Optimized code for big to little endian conversion

Question

In an interview, I was asked to implement big_to_little_endian() as a macro. I implemented using shift operator. But the interviewer want me to optimize this further. I could not do it. Later I googled & searched but could not find it. Can someone help in understanding how to further optimize this code?

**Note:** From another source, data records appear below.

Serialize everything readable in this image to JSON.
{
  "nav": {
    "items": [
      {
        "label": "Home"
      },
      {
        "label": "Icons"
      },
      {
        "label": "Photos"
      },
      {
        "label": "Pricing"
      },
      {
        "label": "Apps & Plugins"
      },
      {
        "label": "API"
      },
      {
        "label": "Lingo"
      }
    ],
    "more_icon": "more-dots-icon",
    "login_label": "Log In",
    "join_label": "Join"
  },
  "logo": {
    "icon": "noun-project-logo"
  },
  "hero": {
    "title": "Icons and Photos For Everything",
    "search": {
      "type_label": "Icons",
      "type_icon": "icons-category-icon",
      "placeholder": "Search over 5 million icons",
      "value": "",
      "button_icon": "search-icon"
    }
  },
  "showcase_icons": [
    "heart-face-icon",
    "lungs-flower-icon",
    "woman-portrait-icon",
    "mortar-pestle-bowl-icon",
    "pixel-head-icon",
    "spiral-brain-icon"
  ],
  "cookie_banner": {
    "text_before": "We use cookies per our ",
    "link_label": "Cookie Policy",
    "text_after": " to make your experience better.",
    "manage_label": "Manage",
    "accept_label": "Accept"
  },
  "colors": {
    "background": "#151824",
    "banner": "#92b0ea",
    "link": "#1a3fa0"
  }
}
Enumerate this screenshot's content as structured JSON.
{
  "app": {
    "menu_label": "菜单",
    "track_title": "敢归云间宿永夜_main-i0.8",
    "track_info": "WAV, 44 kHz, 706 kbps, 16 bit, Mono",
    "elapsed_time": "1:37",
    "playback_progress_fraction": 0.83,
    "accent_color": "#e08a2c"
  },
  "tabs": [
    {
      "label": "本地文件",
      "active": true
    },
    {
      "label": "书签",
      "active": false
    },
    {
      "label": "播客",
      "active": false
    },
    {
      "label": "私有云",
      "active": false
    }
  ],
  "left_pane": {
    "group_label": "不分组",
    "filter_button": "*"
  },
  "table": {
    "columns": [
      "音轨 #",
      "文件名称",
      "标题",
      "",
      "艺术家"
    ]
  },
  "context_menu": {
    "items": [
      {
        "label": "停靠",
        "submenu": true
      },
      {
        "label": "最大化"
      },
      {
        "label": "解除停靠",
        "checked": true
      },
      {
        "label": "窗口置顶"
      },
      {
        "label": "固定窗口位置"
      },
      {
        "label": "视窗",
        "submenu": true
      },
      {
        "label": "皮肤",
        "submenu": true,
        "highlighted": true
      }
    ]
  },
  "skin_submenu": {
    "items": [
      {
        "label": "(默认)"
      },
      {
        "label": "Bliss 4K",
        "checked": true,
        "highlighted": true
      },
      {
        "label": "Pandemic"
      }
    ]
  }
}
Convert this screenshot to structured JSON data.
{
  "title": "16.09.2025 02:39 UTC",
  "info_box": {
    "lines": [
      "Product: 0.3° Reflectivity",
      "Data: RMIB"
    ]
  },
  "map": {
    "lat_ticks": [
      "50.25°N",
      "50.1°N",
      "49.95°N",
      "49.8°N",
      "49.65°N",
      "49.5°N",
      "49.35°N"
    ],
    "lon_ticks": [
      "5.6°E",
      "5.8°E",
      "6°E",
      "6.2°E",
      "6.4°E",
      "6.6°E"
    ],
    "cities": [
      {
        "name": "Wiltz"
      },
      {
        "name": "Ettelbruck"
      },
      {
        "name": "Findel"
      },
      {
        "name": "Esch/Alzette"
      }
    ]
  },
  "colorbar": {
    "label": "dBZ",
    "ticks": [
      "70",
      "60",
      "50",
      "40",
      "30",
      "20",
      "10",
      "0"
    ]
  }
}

#define be_to_le (((x) >> 24) | (((x) & 0x00FF0000) >> 8) | (((x) & 0x0000FF00) << 8) | ((x) << 24))

Answer 1

He might have been referring to using a 16-bit op to swap the top two words then using 8-bit ops to swap the bytes in them -- saves a couple instructions, easiest done in a union, though C technically doesn't like it (but many compilers will accept it), and it still compiler dependent since you are hoping the compiler optimizes a couple things out:

union dword {
  unsigned int i;
  union shorts {
    unsigned short s0, s1;
    union bytes {
      unsigned char c0, c1, c2, c3;
    } c;
  } s;
};

union dword in = (union dword)x;
union dword temp = { x.s.s1, x.s.s0 };
union dword out = { temp.s.c.c1, temp.s.c.c0, temp.s.c.c3, temp.s.c.c2 };

Not even valid C, but you get the idea (and I don't think the compiler will even emit what I'm hoping it will).

Or you can save an op, but introduce a data dependency so probably runs slower.

temp = (x << 16) | ( x >> 16)
out = ((0xff00ff00 & temp) >> 8) | (0x00ff00ff & temp) << 8)

Best is just use the compiler intrinsic since it maps to a single bswap instruction.